Um país chamado Princesa

“Nós somos pernambucanos”. Esta frase dita por um apaixonado pesquisador da cidade de Princesa Isabel, no Sertão da Paraíba, me impactou bastante. Inicialmente entendi como um choque necessário para se começar uma boa conversa sobre algo precioso e profundo. Eu estava certo. Mas, no breve convívio com o cidadão, compreendi o sentido do que foi dito. A rebeldia faz parte da história de Princesa. A relação com Pernambuco também é histórica. Naqueles tumultuados anos 30 os coronéis exportavam seus produtos pelo porto de Pernambuco. Aliás, causando enormes prejuízos à Paraíba. Se estivesse no território pernambucano, na mesma circunstância, certamente ele afirmaria ser paraibano. Portanto, não se trata de uma postura de repulsa, mas de contestação ao abandono. Parece que nunca mais Princesa desgrudou da pele a denominação de Território Livre. A história deixou uma tatuagem na memória da cidade. Nos dias de hoje, vejo reacender na alma princesense o espírito desafiador que impôs ao país a sua história.

Ao visitar os casarões daqueles tempos idos, a sensação que temos é que o município de Princesa Isabel viveu um sono profundo depois de tantos progressos, escaramuças e esquecimentos. Parece que o prefeito atual, Ricardo, juntamente com sua sua equipe, está disposto a redescobrir a ousadia enquanto patrimônio moral do povo da terra de Canhoto da Paraíba, Alcides Carneiro e do lendário Coronel Zé Pereira. Os casarões de Princesa Isabel, por sinal, identificam naturalmente o grau de desenvolvimento da cidade nos primeiros 30 anos do Século XX.  Uma estrutura feudalista e caudilhesca predominava nas estruturas sociais da época. O fato é que os acontecimentos em Princesa Isabel foram deixando marcas que resistem ao tempo. Mesmo excluídas na lembrança da maioria. Este é, provavelmente, o maior patrimônio de Princesa Isabel. A sua melhor estrada para retomar o merecido destaque no desenvolvimento econômico, social e político da região. Um despertar para a soberania diante de si mesma.

Em poucas palavras podemos dizer que a “Revolta de Princesa”, como ficou conhecida, ancorava-se num poderio bélico considerável. O Coronel Zé Pereira contava com um exército de cerca de 1.500 homens armados, sendo que alguns eram egressos do cangaço e desertores da própria polícia paraibana. Era bem mais do que a soma total dos batalhões da Polícia Militar da Paraíba naquela época. A cidade acumulava bravuras no enfrentamento ao bando de Lampião e à Coluna Prestes. Assim Princesa tornou-se território livre no dia 28 de fevereiro de 1930, com bandeira, hino e leis próprias. Um marco de rebeldia na história deste país. Com a morte de João Pessoa o Coronel Zé Pereira sentiu a sua revolução suficientemente sangrada de morte, penso eu. O resto já se sabe. O mito que se criou em torno do nome de João Pessoa e veio um esmagamento sobre a história de Princesa. Com mortes, torturas e a tradicional covardia dos vencedores.

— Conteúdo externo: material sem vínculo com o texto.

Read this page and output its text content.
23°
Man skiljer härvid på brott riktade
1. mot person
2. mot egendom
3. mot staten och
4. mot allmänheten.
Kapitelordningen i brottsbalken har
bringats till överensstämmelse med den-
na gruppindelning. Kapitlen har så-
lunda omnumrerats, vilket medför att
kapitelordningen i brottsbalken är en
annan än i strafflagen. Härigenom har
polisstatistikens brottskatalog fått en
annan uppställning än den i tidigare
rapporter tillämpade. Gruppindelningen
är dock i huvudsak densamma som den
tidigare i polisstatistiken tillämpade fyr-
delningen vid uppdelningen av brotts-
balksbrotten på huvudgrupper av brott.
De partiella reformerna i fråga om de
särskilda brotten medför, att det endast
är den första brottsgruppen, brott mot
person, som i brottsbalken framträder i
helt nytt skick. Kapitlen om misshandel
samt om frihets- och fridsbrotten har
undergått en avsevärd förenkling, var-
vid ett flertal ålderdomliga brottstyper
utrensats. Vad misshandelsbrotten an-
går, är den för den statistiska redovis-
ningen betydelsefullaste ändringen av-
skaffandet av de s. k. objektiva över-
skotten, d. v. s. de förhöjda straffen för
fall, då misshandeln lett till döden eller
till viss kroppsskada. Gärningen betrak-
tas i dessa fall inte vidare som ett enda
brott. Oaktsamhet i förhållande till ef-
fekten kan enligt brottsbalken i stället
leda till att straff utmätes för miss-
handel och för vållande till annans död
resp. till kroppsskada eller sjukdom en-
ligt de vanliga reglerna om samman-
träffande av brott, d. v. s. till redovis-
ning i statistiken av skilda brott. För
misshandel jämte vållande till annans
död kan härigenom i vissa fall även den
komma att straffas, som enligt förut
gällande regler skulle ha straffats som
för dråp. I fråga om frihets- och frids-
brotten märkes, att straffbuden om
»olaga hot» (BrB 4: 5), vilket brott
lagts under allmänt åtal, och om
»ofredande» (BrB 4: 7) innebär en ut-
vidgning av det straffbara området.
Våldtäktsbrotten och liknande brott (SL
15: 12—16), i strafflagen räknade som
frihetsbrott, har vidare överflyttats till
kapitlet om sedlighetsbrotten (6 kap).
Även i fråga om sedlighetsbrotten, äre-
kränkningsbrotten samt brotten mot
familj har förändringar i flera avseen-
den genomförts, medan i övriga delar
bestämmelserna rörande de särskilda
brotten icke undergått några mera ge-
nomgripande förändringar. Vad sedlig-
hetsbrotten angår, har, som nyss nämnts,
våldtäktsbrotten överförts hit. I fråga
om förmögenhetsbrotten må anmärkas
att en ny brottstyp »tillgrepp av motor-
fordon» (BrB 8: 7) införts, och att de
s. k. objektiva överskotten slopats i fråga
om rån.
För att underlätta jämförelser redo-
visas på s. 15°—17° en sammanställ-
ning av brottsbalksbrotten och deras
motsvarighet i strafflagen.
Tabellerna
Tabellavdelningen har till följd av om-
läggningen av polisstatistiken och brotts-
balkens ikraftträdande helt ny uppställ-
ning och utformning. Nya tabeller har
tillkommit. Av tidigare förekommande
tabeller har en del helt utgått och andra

Quando penso no silêncio que restou para esta cidade, penso também que a história nunca se cala. De alguma forma sempre há os resistentes. Agora, numa nova lógica. Com o desejo de desenvolvimento ancorado na própria história. Aos vencedores, parece que estrategicamente era preciso manter Princesa Isabel adormecida. A sua riqueza e seu o vigor político eram tão evidente que basta verificar algumas fotos da época que vamos encontrar os prédios ainda existentes, plenos de exuberância, ao lado de uma miséria praticamente generalizada no interior. Princesa, pois, foi jogada no abismo juntamente com as suas memórias. Mas, elas ainda pulsam forte em cada esquina.

Hoje tudo isso e muito mais é objeto de muitos estudos. Existe uma bibliografia generosa sobre a história de Princesa. Uma história mais que viva. As marcas dessas turbulências estão ainda pulsando nas vidas hoje existentes. Na realidade, vivemos todos a mercê da história. Ninguém escapa. Destituir o poder político e diminuir a importância de Princesa Isabel foi alvo de disputas políticas nos anos posteriores. Uma estratégia, aliás, que já causou um prejuízo enorme ao Estado. Princesa Isabel viveu durante décadas numa quase letargia diante de um poder econômico concentrado entre João Pessoa e, no máximo, Campina Grande. Perdemos todos com este isolamento. Naturalmente as relações com Pernambuco se tornaram naturais com a proximidade geográfica. Algo que devemos ver hoje com bastante otimismo. Afinal, a Paraíba precisa existir também para além das suas fronteiras.